Some scientists fear the world’s largest rainforest, which plays a vital role in absorbing carbon dioxide emissions and keeping a lid on rising global temperatures, could be approaching a tipping point, past which it will not have enough trees to maintain its water-recycling ecosystem.
So far, some 17 percent of the rainforest has been razed. Until recently, scientists believed that the tipping point would arrive when 40 percent of the Amazon had been destroyed. But Tom Lovejoy of George Mason University and Carlos Nobre at the World Resources Institute believe the scales could start to tip when just 20 to 25 percent of the rainforest has disappeared.
“Given the physics involved and what we see in terms of action around the world, I’m afraid there will be runaway climate change leading to catastrophes like major crop failures, water scarcity and social unrest,” says Castilla-Rubio. “You can’t predict when or where it will hit the worst, but the signs are all in the same direction, which is irreversibility.”

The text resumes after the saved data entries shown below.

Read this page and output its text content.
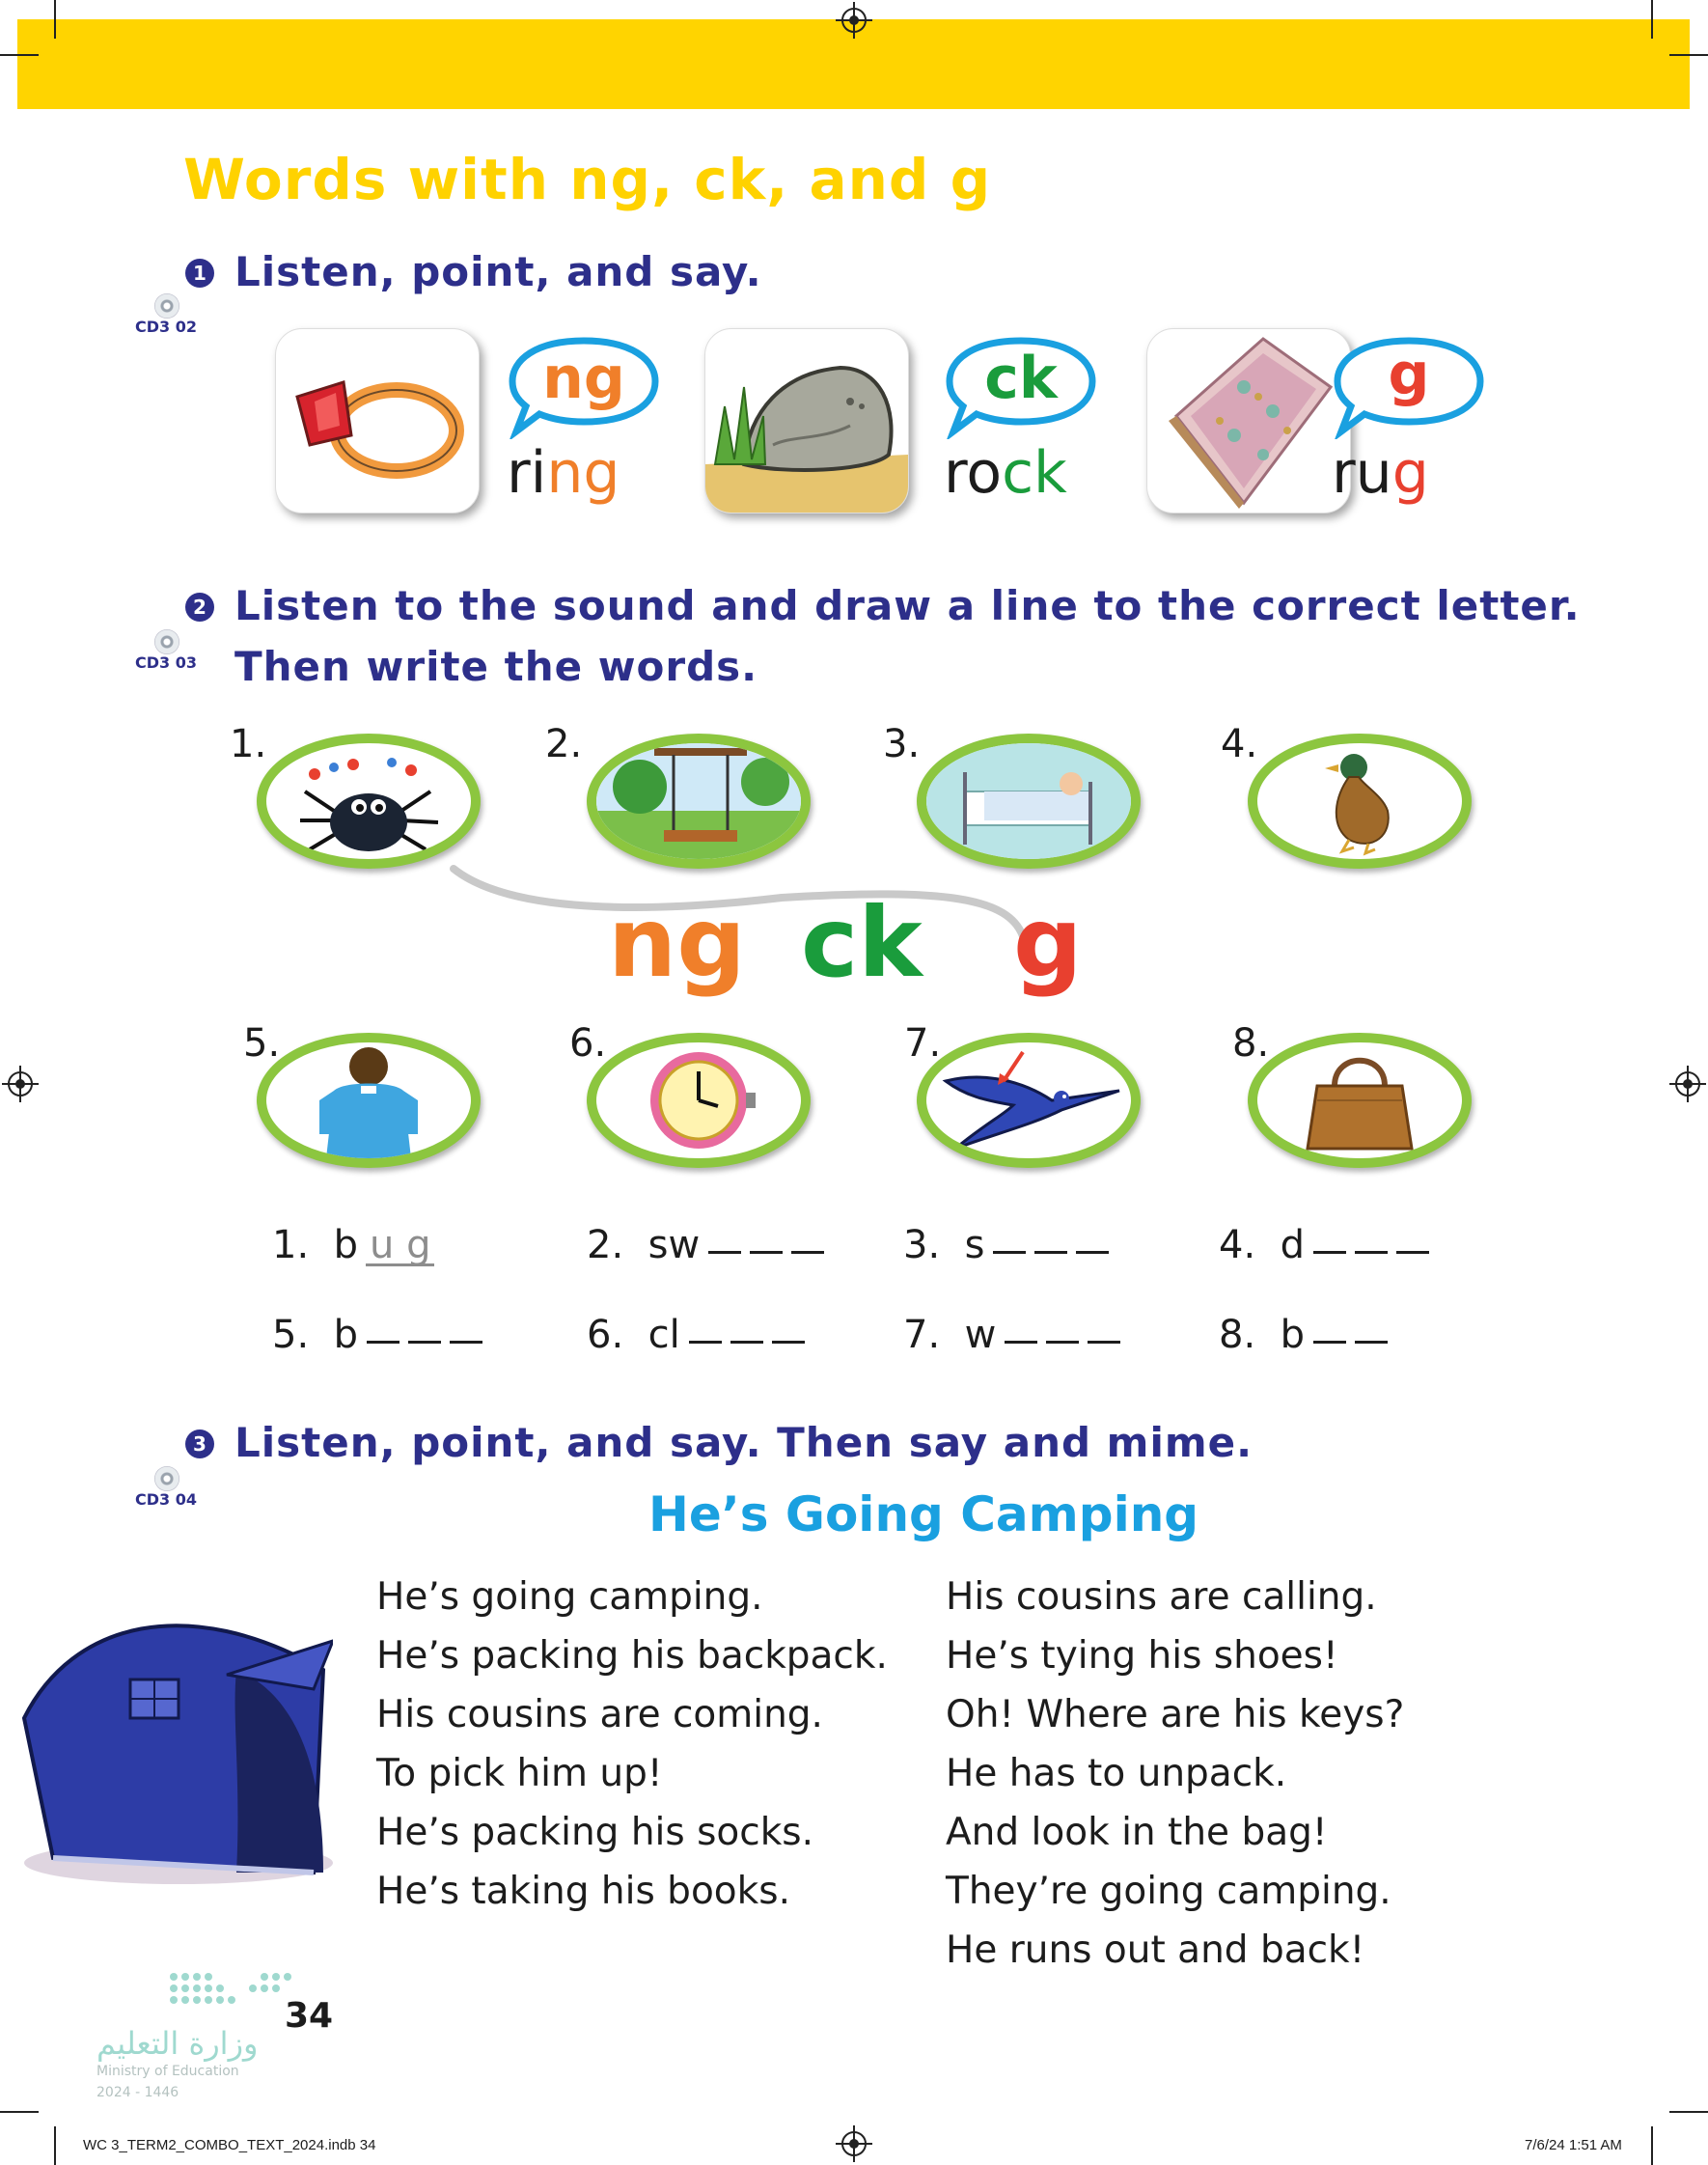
Words with ng, ck, and g
1 Listen, point, and say.
CD3 02
ng
ring
ck
rock
g
rug
2 Listen to the sound and draw a line to the correct letter.
Then write the words.
CD3 03
1.	2.	3.	4.
ng ck g
5.	6.	7.	8.
1. b u g	2. sw	3. s	4. d
5. b	6. cl	7. w	8. b
3 Listen, point, and say. Then say and mime.
CD3 04	He’s Going Camping
He’s going camping.
He’s packing his backpack.
His cousins are coming.
To pick him up!
He’s packing his socks.
He’s taking his books.
His cousins are calling.
He’s tying his shoes!
Oh! Where are his keys?
He has to unpack.
And look in the bag!
They’re going camping.
He runs out and back!
34
وزارة التعليم
Ministry of Education
2024 - 1446
WC 3_TERM2_COMBO_TEXT_2024.indb 34	7/6/24 1:51 AM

Castilla-Rubio’s group is using big data and satellites to help farmers improve the output of their land and reduce the need to expand their boundaries into the protected rainforest. One such project involves using satellites to pinpoint and classify particular types of weeds, which can then be targeted in surgical strikes by herbicide-wielding autonomous drones. “If you know precisely where and what the weeds are, you can use one-thirtieth the input of [polluting] herbicides,” Castilla-Rubio explains.

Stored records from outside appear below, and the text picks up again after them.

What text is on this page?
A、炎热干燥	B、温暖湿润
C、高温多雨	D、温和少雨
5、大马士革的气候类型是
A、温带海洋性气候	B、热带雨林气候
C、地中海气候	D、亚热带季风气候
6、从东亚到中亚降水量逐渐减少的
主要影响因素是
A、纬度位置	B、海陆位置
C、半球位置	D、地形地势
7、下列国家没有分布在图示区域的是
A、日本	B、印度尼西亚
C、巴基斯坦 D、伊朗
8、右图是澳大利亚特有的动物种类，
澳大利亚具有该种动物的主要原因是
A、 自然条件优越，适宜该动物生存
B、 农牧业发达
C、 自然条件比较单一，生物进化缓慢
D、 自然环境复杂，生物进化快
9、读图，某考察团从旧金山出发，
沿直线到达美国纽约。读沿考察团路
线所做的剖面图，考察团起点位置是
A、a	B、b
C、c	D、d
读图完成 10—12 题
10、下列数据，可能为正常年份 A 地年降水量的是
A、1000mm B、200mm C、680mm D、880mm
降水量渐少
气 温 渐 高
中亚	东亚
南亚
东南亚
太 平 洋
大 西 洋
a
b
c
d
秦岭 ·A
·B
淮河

Similar technologies are being adapted across Brazil by farmers conscious both of environmental sensitivities and the importance of making farms more resilient to increasingly extreme weather. “We know we don’t have more earth to open,” says Edwin Montenegro, a macadamia nut farmer, who is using biofertilization techniques to improve the quality of his soil and crops.

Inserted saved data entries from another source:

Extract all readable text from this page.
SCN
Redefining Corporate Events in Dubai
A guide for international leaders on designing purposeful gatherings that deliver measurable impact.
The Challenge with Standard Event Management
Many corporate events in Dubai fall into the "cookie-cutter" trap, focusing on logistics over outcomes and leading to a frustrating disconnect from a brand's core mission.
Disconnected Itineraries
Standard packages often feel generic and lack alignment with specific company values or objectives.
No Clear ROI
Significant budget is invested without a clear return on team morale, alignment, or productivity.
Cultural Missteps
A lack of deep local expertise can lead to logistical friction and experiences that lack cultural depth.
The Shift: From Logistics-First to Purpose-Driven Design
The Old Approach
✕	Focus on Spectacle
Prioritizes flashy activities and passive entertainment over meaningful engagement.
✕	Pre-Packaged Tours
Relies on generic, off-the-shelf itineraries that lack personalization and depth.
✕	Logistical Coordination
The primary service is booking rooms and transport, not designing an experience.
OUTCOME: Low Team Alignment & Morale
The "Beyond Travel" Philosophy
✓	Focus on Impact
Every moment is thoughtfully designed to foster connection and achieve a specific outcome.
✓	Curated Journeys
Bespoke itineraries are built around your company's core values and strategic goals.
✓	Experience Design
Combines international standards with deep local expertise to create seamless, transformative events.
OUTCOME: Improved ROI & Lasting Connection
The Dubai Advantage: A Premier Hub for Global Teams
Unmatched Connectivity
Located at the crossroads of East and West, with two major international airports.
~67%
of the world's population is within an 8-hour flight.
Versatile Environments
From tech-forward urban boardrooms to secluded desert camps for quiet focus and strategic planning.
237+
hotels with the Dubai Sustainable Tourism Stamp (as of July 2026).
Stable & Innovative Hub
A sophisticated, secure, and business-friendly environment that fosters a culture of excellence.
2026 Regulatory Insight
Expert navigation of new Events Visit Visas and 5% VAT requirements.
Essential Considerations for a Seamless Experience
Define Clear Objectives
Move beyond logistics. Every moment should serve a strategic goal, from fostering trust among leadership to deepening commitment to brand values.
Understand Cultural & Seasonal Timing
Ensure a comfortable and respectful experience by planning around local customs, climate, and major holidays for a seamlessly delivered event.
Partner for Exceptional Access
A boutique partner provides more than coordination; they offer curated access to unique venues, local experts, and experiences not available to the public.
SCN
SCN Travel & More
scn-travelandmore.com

Conservationists view the reforesting of illegally razed lands as an effective — but time-consuming, expensive and often futile — strategy against climate change.
“It is like a life system, an entire body. You have to make sure the heart, the stomach, everything is in the right position,” says Marcello Guimarães, chairman of Mahogany Roraima, a commercial timber plantation in the northern Amazon.
Guimarães believes farmers must be convinced of an economic benefit from adopting new technologies. Using satellites to monitor his plots, he aims to increase planting from approximately 500 acres a day to almost 250 acres an hour. “If we can develop this as a business, we can [compete] with the deforesters,” he says.
That view is shared by the Amazonas Sustainable Foundation, a nonprofit providing local communities with opportunities in the production chains of cacao, nuts and fisheries. “We get changes by making people realize they can improve their livelihoods by the sustainable use of resources,” says Virgilio Viana, CEO of the foundation, pointing to a 60 percent reduction in deforestation in the areas in which they work.
Viana worries that the encouraging signals being sent by Bolsonaro to illegal loggers make the work of nonprofit groups more difficult. The president has publicly attacked the Brazilian Institute of Environment and Renewable Natural Resources, and even accused nongovernmental organizations of being behind some of the fires in the Amazon region. “If the cost of illegality is reduced, it makes sustainable development less competitive,” Viana says.
Yet Luiz Carlos Lima, a federal public prosecutor in Roraima, an Amazonian state next to Venezuela, is optimistic that the situation in Brazil will improve as citizens become more aware of environmental crime and the risks of climate change.
“Brazil is a teenager right now. Europe is an old man,” Lima says. “Teenagers don’t respect the law.”